The epicenter of the ongoing western drought is the Colorado River Basin. (Joshua Duplechian/Trout Unlimited)
Colorado River Basin
For far too long, the Colorado River has been overused and overworked. The system’s largest reservoirs are chronically short of water, and the basin faces threats to its environmental, economic, and cultural values. With so much at stake for the future of the Colorado River, many are trying to understand how we got to this point and what we can do to help restore our water supplies. Between nihilistic headlines and doomsday predictions, Trout Unlimited offers a different perspective: a dose of optimism. Across the Colorado River Basin and Greater Southwest, we set ourselves apart with rigor and expertise as we work on restoration projects that help improve rivers and watersheds and the fish, wildlife, and communities that depend on them.
Agriculture production on the upper Colorado River. (Joshua Duplechian/Trout Unlimited)
Fishing on the Colorado River at Lees Ferry is as iconic as it gets. (Joshua Duplechian/Trout Unlimited)
The upper Colorado River near Kremmling, CO. (Joshua Deplechian/Trout Unlimited)
Green River. (Joshua Duplechian/Trout Unlimited)
Colorado River Basin Drought Response
With multiple federal funding opportunities made available by the Bipartisan Infrastructure Law and Inflation Reduction Act, we are ramping up the number of projects we have across the entire region to meet the challenges posed by our increasingly drier climate.
Upper Green River Basin
In the Upper Green watershed, a priority for more than a decade, we are partnering with private landowners and state and federal agencies to restore and reconnect native trout waters.

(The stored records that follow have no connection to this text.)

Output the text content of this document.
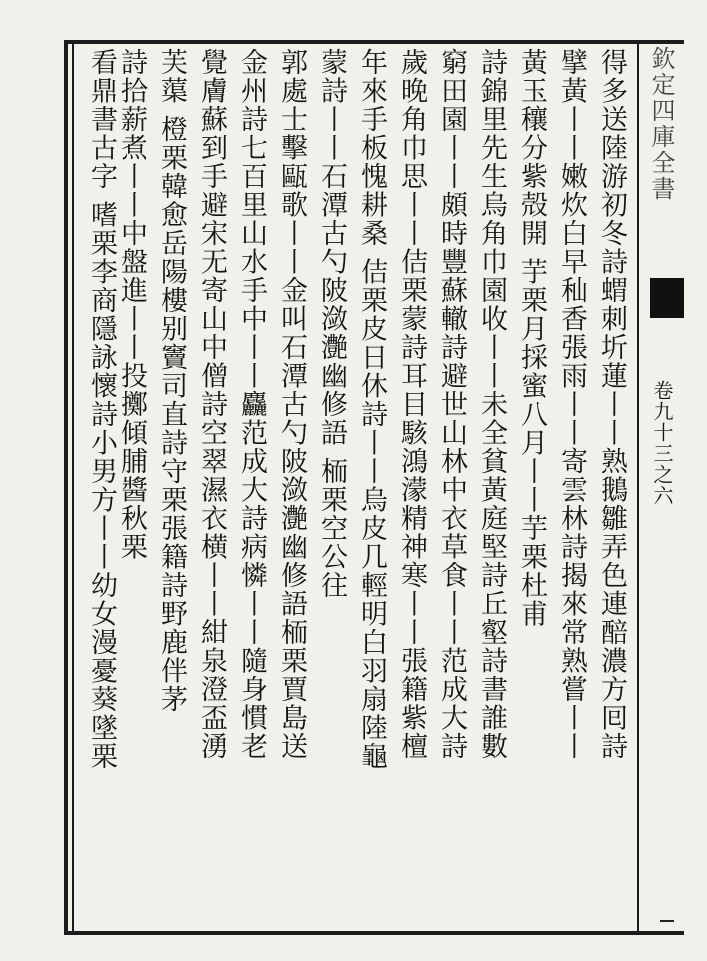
欽定四庫全書
卷九十三之六
得多送陸游初冬詩蝟刺圻蓮丨丨熟鵝雛弄色連醅濃方囘詩
擘黃丨丨嫩炊白早秈香張雨丨丨寄雲林詩揭來常熟嘗丨丨
黃玉穰分紫殻開 芋栗月採蜜八月丨丨芋栗杜甫
詩錦里先生烏角巾園收丨丨未全貧黃庭堅詩丘壑詩書誰數
窮田園丨丨頗時豐蘇轍詩避世山林中衣草食丨丨范成大詩
歲晚角巾思丨丨佶栗蒙詩耳目駭鴻濛精神寒丨丨張籍紫檀
年來手板愧耕桑 佶栗皮日休詩丨丨烏皮几輕明白羽扇陸龜
蒙詩丨丨石潭古勺陂潋灔幽修語 栭栗空公往
郭處士擊甌歌丨丨金叫石潭古勺陂潋灔幽修語栭栗賈島送
金州詩七百里山水手中丨丨麤范成大詩病憐丨丨隨身慣老
覺膚蘇到手避宋无寄山中僧詩空翠濕衣横丨丨紺泉澄盃湧
芙蕖 橙栗韓愈岳陽樓别竇司直詩守栗張籍詩野鹿伴茅
詩拾薪煮丨丨中盤進丨丨投擲傾脯醬秋栗
看鼎書古字 嗜栗李商隱詠懷詩小男方丨丨幼女漫憂葵墜栗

We are building beaver dam analogues on more than 30 miles of tributaries, upgrading road stream crossings, and improving irrigation infrastructure. This work is allowing fish to access an additional 60 miles of stream habitat, restore riparian and wetland habitat in arid landscapes, and facilitating water conservation.

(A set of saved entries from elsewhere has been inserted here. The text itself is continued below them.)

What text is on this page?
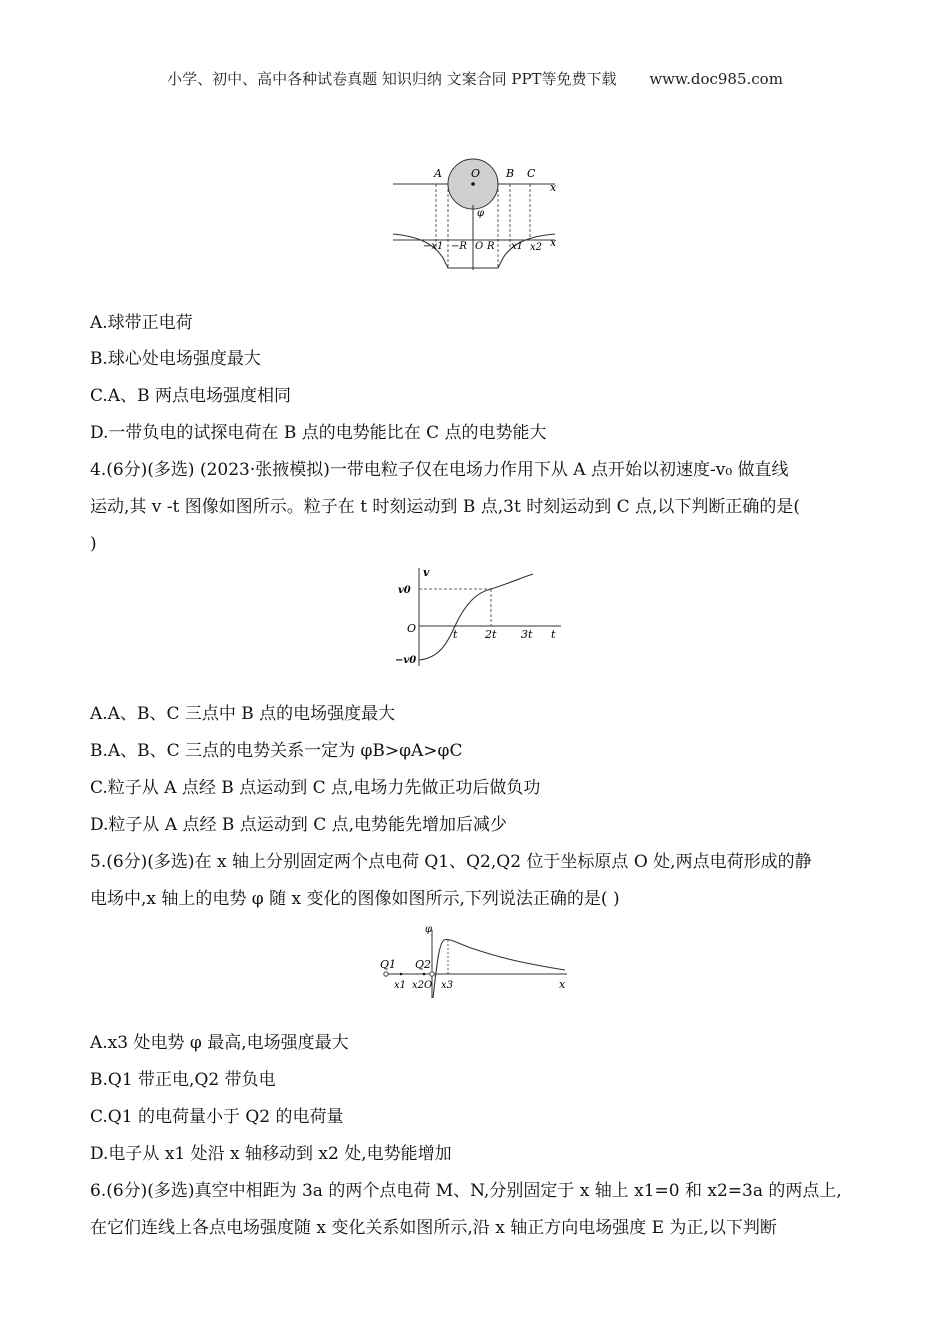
小学、初中、高中各种试卷真题 知识归纳 文案合同 PPT等免费下载 www.doc985.com
A	O B C
x
φ
−x1 −R O R x1 x2 x
A.球带正电荷
B.球心处电场强度最大
C.A、B 两点电场强度相同
D.一带负电的试探电荷在 B 点的电势能比在 C 点的电势能大
4.(6分)(多选) (2023·张掖模拟)一带电粒子仅在电场力作用下从 A 点开始以初速度-v₀ 做直线
运动,其 v -t 图像如图所示。粒子在 t 时刻运动到 B 点,3t 时刻运动到 C 点,以下判断正确的是(
)
v
t
O
v0
−v0
t	2t 3t
A.A、B、C 三点中 B 点的电场强度最大
B.A、B、C 三点的电势关系一定为 φB>φA>φC
C.粒子从 A 点经 B 点运动到 C 点,电场力先做正功后做负功
D.粒子从 A 点经 B 点运动到 C 点,电势能先增加后减少
5.(6分)(多选)在 x 轴上分别固定两个点电荷 Q1、Q2,Q2 位于坐标原点 O 处,两点电荷形成的静
电场中,x 轴上的电势 φ 随 x 变化的图像如图所示,下列说法正确的是( )
φ
Q1 Q2
x1 x2 O x3	x
A.x3 处电势 φ 最高,电场强度最大
B.Q1 带正电,Q2 带负电
C.Q1 的电荷量小于 Q2 的电荷量
D.电子从 x1 处沿 x 轴移动到 x2 处,电势能增加
6.(6分)(多选)真空中相距为 3a 的两个点电荷 M、N,分别固定于 x 轴上 x1=0 和 x2=3a 的两点上,
在它们连线上各点电场强度随 x 变化关系如图所示,沿 x 轴正方向电场强度 E 为正,以下判断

Windy Gap Connectivity Channel
Championed by TU for years, the project received the final funding needed in 2022 – $33 million – to build a natural stream channel around Windy Gap Reservoir. The work will reconnect this section of the Colorado River and create a healthy ecosystem for fish and other aquatic species across dozens of river miles. The project will also create a mile of publicly accessible Gold Medal water for those who fish.
Baaj Nwaavjo I’tah Kukveni Grand Canyon National Monument
For years, TU worked alongside tribes, communities, and elected officials to protect 1.1-million-acres of land directly adjacent to Grand Canyon National Park. The region is home to 500 abandoned uranium mines, and federal agencies have found traces of uranium far from their original sources due to the complex underground water table and interconnected watershed of the Colorado River. In August 2023, President Biden named this area a national monument.
The TU-led Colorado Gold Medal Waters coalition is building awareness of the state’s premier wild and native trout fisheries and advocating for policymakers to take steps to protect them.